BID® Daily Newsletter
Aug 4, 2010

BID® Daily Newsletter

Aug 4, 2010

BASEL III LIQUIDITY IDEA


If you are looking to strengthen your liquidity reporting, one consideration is the new "Acute Stress Liquidity Coverage Ratio" recommended by the Basel Committee on Banking Supervision last week. This ratio takes "high quality liquid assets" and divides it by net cash outflows over the next 30 days that could occur in a stressed environment. To encourage banks to have sufficient liquidity in times of market liquidity dislocation, the idea is the ratio should be in excess of 100%.
In the numerator, "high quality liquid assets" are defined as cash, reserves at the Fed and 0% risk weighted securities (like Treasuries or GNMA mortgages). In addition, agency debentures and mortgages plus investment grade corporate bonds are included if they compose no more than 40% of total liquid assets, and 85% of the market price is used (as a haircut).
The denominator of the ratio, 30-day projected net cash outflows, should include the amount of funding that a bank could potentially lose within a 30 day period under stressed conditions (such as a regulatory order or loss of confidence in the banking system). This could include a portion of non-contractual deposit withdrawals and 30-day or less short term funding that either would expire or could be canceled.
The key is to determine what portion of a bank's short-term deposit structure would leave, but empirical evidence from a group of banks that have come under a public regulatory order suggest that the range may be between 0% and 60% - with somewhere around 8% being an estimated average.

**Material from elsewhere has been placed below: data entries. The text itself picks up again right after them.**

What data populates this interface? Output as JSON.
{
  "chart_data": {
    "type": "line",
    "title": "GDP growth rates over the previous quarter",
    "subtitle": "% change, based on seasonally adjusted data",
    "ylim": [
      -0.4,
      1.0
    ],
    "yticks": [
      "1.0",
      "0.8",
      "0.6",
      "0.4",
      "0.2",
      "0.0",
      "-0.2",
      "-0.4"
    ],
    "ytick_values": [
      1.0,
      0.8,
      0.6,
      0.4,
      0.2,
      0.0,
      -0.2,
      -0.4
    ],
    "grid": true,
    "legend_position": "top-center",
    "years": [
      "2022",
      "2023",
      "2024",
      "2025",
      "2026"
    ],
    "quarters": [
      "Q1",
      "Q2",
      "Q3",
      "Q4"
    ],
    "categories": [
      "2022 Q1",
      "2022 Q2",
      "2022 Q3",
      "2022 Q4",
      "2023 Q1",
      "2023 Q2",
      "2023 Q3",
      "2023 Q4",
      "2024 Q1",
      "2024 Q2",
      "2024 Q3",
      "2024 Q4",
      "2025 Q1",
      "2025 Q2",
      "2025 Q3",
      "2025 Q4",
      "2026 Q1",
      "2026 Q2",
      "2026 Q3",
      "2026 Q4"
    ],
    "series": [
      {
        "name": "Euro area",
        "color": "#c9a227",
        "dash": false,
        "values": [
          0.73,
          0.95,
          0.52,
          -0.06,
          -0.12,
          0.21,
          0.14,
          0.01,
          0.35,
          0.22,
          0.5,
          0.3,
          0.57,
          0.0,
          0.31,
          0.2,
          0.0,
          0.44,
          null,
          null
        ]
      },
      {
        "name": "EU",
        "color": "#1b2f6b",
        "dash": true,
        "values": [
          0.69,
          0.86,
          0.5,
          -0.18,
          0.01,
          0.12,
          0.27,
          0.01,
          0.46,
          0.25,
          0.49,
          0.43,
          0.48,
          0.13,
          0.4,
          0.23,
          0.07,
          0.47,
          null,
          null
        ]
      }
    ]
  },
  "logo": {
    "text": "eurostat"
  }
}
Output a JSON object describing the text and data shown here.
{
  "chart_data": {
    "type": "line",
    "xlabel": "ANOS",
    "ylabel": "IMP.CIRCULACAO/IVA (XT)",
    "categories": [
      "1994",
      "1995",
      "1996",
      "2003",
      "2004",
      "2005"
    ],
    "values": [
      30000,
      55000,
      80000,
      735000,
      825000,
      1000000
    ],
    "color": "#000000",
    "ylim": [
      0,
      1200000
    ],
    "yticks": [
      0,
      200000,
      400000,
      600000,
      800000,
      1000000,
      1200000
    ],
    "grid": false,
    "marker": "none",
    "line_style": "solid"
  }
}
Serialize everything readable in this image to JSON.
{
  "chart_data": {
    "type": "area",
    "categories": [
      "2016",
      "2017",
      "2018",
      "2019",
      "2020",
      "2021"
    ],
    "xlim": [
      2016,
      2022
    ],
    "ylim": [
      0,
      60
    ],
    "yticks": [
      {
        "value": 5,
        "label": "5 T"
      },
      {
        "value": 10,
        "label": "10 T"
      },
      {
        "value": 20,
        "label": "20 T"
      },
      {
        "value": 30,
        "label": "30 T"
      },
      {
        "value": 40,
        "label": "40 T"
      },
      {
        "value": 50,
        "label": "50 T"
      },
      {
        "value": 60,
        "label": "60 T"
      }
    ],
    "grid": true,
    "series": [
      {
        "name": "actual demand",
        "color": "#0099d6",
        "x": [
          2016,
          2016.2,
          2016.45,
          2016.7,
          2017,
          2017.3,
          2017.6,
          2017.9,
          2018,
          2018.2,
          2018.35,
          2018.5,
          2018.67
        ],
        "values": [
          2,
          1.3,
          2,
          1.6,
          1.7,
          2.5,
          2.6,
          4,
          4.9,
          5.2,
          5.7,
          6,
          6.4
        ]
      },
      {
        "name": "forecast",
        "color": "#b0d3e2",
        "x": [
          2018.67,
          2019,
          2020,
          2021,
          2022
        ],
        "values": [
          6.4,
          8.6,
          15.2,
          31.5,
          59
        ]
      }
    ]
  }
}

This percentage obviously varies widely, and is based on the severity of problems, deposit composition and age/brand of the bank. At a minimum, all deposit balances over the insured $250k limit should be included in the numerator, along with some small portion, say 5%, of insured balances. From there, banks would have to utilize a larger percentage of insurance balance run off if their average deposit size was larger than average, or their exhibited duration was shorter (or less positively convexed). Here, tracking a troubled competitor's deposit balance changes may be a good proxy for a bank trying to keep tabs and serve as a benchmark to support assumptions.
Given that liquidity is plentiful right now, most community banks are just over 100% for the ratio. However, on a 5Y and 10Y look back, we estimate that many banks will fall under 100% by a 20% to 40% margin (keep in mind, however, that this calculation includes many highly leveraged banks that have since gone away). Banks that find themselves with a ratio less than 100% can do one of two things: increase credit quality of the investment portfolio or increase the duration structure of liabilities.
Moving investments to GNMA mortgages or agencies with the express backing of the US Gov't (Farm Credit, TVAs, IRBDs, FNMA or FHLMC issues with maturities shorter than 12/2012, etc.) can be one solution to solve this liquidity conundrum, but the counter argument to consider is that it also may substantially increase interest rate risk. Another solution might be to extend liabilities through wholesale means (brokered CDs or FHLB) or through more marketing/higher rate on non-brokered CDs with longer maturities. Comparatively, moving investments into higher quality issuers', costs about 14bp of yield; while extending contractual maturities of liabilities costs around 60bp.
The cheapest and best way to solve this ratio deficit is to expand the customer base and extend duration/increase the convexity of deposits. This can be done by increasing cash management services, instituting a goal-oriented savings account, etc. to make DDA balances less interest rate sensitive.
While the Acute Stress Liquidity Coverage Ratio will most likely not go into effect for another 2Ys, it may be a good idea to get up to speed now to enhance liquidity quality and management.